From the Guidelines
PRES syndrome should be managed with immediate discontinuation of the offending agent, such as ifosfamide, and symptomatic treatment, including correction of electrolytes and administration of benzodiazepines, to prevent further neurological deterioration and promote full recovery. The clinical presentation of PRES syndrome typically includes acute neurological deficits, such as altered consciousness, visual disturbances, blindness, headaches, and seizures, as noted in the study by 1.
Key Considerations
- The pathophysiology of PRES involves disruption of the blood-brain barrier due to endothelial injury by abrupt blood pressure changes, leading to typical vasogenic edema, as described in the study by 1.
- Treatment is primarily symptomatic and focused on addressing the underlying cause, with the goal of achieving a spontaneous full remission without sequelae, as reported in the study by 1.
- The use of benzodiazepines for symptomatic treatment is recommended, as mentioned in the study by 1.
Diagnostic Approach
- Brain MRI with T2-weighted and FLAIR sequences is the diagnostic test of choice, showing characteristic white matter edema in posterior cerebral regions.
- Prompt diagnosis and treatment are crucial for preventing long-term neurological damage and promoting complete recovery.
Management Strategies
- Discontinuation of the offending agent, such as ifosfamide, is essential in managing PRES syndrome, as noted in the study by 1.
- Correction of electrolytes and administration of benzodiazepines are important components of symptomatic treatment, as mentioned in the study by 1.

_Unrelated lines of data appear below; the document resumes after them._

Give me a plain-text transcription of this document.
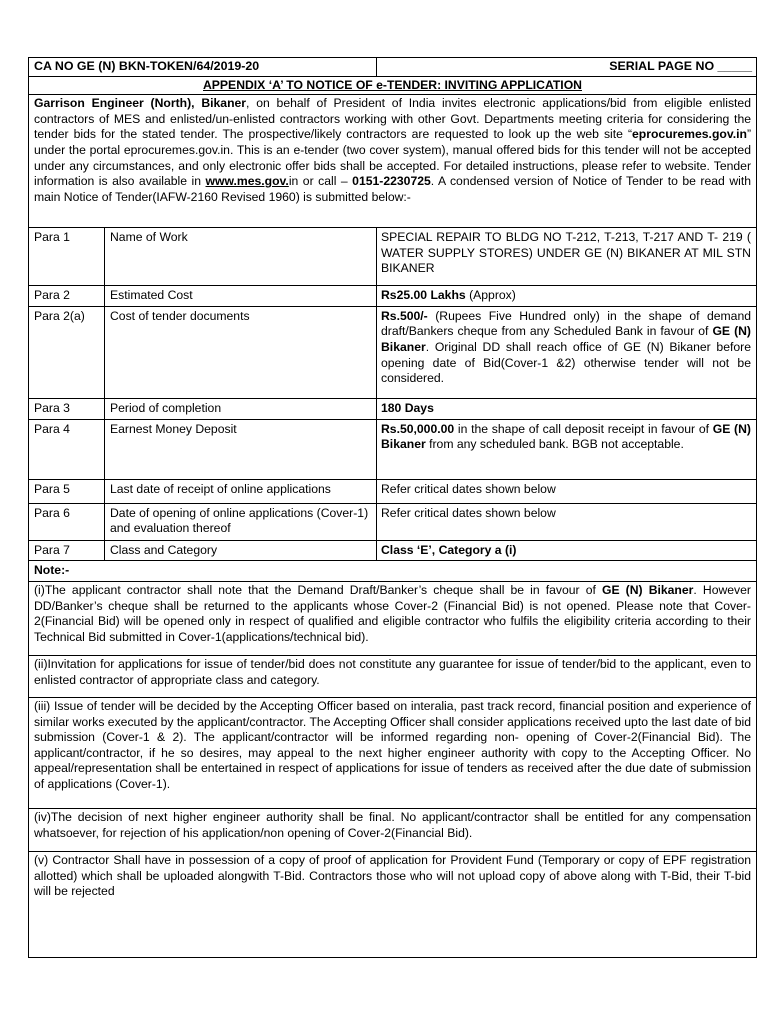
CA NO GE (N) BKN-TOKEN/64/2019-20		SERIAL PAGE NO _____
APPENDIX ‘A’ TO NOTICE OF e-TENDER: INVITING APPLICATION		
Garrison Engineer (North), Bikaner, on behalf of President of India invites electronic applications/bid from eligible enlisted contractors of MES and enlisted/un-enlisted contractors working with other Govt. Departments meeting criteria for considering the tender bids for the stated tender. The prospective/likely contractors are requested to look up the web site “eprocuremes.gov.in” under the portal eprocuremes.gov.in. This is an e-tender (two cover system), manual offered bids for this tender will not be accepted under any circumstances, and only electronic offer bids shall be accepted. For detailed instructions, please refer to website. Tender information is also available in www.mes.gov.in or call – 0151-2230725. A condensed version of Notice of Tender to be read with main Notice of Tender(IAFW-2160 Revised 1960) is submitted below:-		
Para 1	Name of Work	SPECIAL REPAIR TO BLDG NO T-212, T-213, T-217 AND T- 219 ( WATER SUPPLY STORES) UNDER GE (N) BIKANER AT MIL STN BIKANER
Para 2	Estimated Cost	Rs25.00 Lakhs (Approx)
Para 2(a)	Cost of tender documents	Rs.500/- (Rupees Five Hundred only) in the shape of demand draft/Bankers cheque from any Scheduled Bank in favour of GE (N) Bikaner. Original DD shall reach office of GE (N) Bikaner before opening date of Bid(Cover-1 &2) otherwise tender will not be considered.
Para 3	Period of completion	180 Days
Para 4	Earnest Money Deposit	Rs.50,000.00 in the shape of call deposit receipt in favour of GE (N) Bikaner from any scheduled bank. BGB not acceptable.
Para 5	Last date of receipt of online applications	Refer critical dates shown below
Para 6	Date of opening of online applications (Cover-1) and evaluation thereof	Refer critical dates shown below
Para 7	Class and Category	Class ‘E’, Category a (i)
Note:-		
(i)The applicant contractor shall note that the Demand Draft/Banker’s cheque shall be in favour of GE (N) Bikaner. However DD/Banker’s cheque shall be returned to the applicants whose Cover-2 (Financial Bid) is not opened. Please note that Cover-2(Financial Bid) will be opened only in respect of qualified and eligible contractor who fulfils the eligibility criteria according to their Technical Bid submitted in Cover-1(applications/technical bid).		
(ii)Invitation for applications for issue of tender/bid does not constitute any guarantee for issue of tender/bid to the applicant, even to enlisted contractor of appropriate class and category.		
(iii) Issue of tender will be decided by the Accepting Officer based on interalia, past track record, financial position and experience of similar works executed by the applicant/contractor. The Accepting Officer shall consider applications received upto the last date of bid submission (Cover-1 & 2). The applicant/contractor will be informed regarding non- opening of Cover-2(Financial Bid). The applicant/contractor, if he so desires, may appeal to the next higher engineer authority with copy to the Accepting Officer. No appeal/representation shall be entertained in respect of applications for issue of tenders as received after the due date of submission of applications (Cover-1).		
(iv)The decision of next higher engineer authority shall be final. No applicant/contractor shall be entitled for any compensation whatsoever, for rejection of his application/non opening of Cover-2(Financial Bid).		
(v) Contractor Shall have in possession of a copy of proof of application for Provident Fund (Temporary or copy of EPF registration allotted) which shall be uploaded alongwith T-Bid. Contractors those who will not upload copy of above along with T-Bid, their T-bid will be rejected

- Aggressive blood pressure control may be necessary in some cases, particularly if hypertension is present, to reduce the risk of further neurological deterioration.
From the Research
Definition and Symptoms of PRES
- Posterior reversible encephalopathy syndrome (PRES) is a neurological disorder characterized by variable symptoms, including visual disturbances, headache, vomiting, seizures, and altered consciousness 2.
- The symptoms of PRES can develop quickly and are often indistinguishable from eclampsia 3.

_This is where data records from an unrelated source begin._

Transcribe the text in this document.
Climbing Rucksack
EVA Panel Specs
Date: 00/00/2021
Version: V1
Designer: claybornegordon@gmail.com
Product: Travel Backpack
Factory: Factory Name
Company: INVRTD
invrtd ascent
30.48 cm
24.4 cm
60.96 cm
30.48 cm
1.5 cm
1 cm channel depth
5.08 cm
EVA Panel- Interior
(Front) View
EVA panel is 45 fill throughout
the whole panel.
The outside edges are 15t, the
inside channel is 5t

- Seizures can occur secondary to cerebral edema and mark later stages of the disease 3.
Pathophysiology and Risk Factors
- The exact pathophysiology of PRES has not been completely explained, but hypertension and endothelial injury seem to be almost always present 2.
- Endothelial dysfunction combined with hypertension is thought to cause disruption in the blood-brain barrier, resulting in cerebral edema 3.
- Risk factors for PRES include hypertension, pre-eclampsia, eclampsia, acute kidney injury, and numerous drugs, such as antineoplastics, immunosuppressants, and drugs that can increase blood pressure or fluid and sodium retention 4.
- Adrenal insufficiency has also been identified as a possible novel precipitant of the central variant of PRES, with labile blood pressure causing rapid alterations in cerebral perfusion pressure (CPP) precipitating PRES 5.
Diagnosis and Treatment
- Diagnosis of PRES is typically made through imaging studies, such as computer tomography (CT) and magnetic resonance imaging (MRI) scans, which show symmetrical white matter abnormalities suggestive of edema, commonly in the posterior parieto-occipital regions of the cerebral hemispheres 2.
- Treatment of PRES is aimed at reducing blood pressure with antihypertensive therapy and seizure control with magnesium sulfate 3.
- Nifedipine, labetalol, and hydralazine are commonly used as first-line therapies in preeclampsia, with nifedipine being the most effective drug to reduce blood pressure when single dose administration is used, and hydralazine being the most effective when the drug administration is maxed up to three doses within 60 minutes with 20 minutes interval 6.
- Early diagnosis and treatment are crucial to prevent further complications and permanent brain damage 2, 3.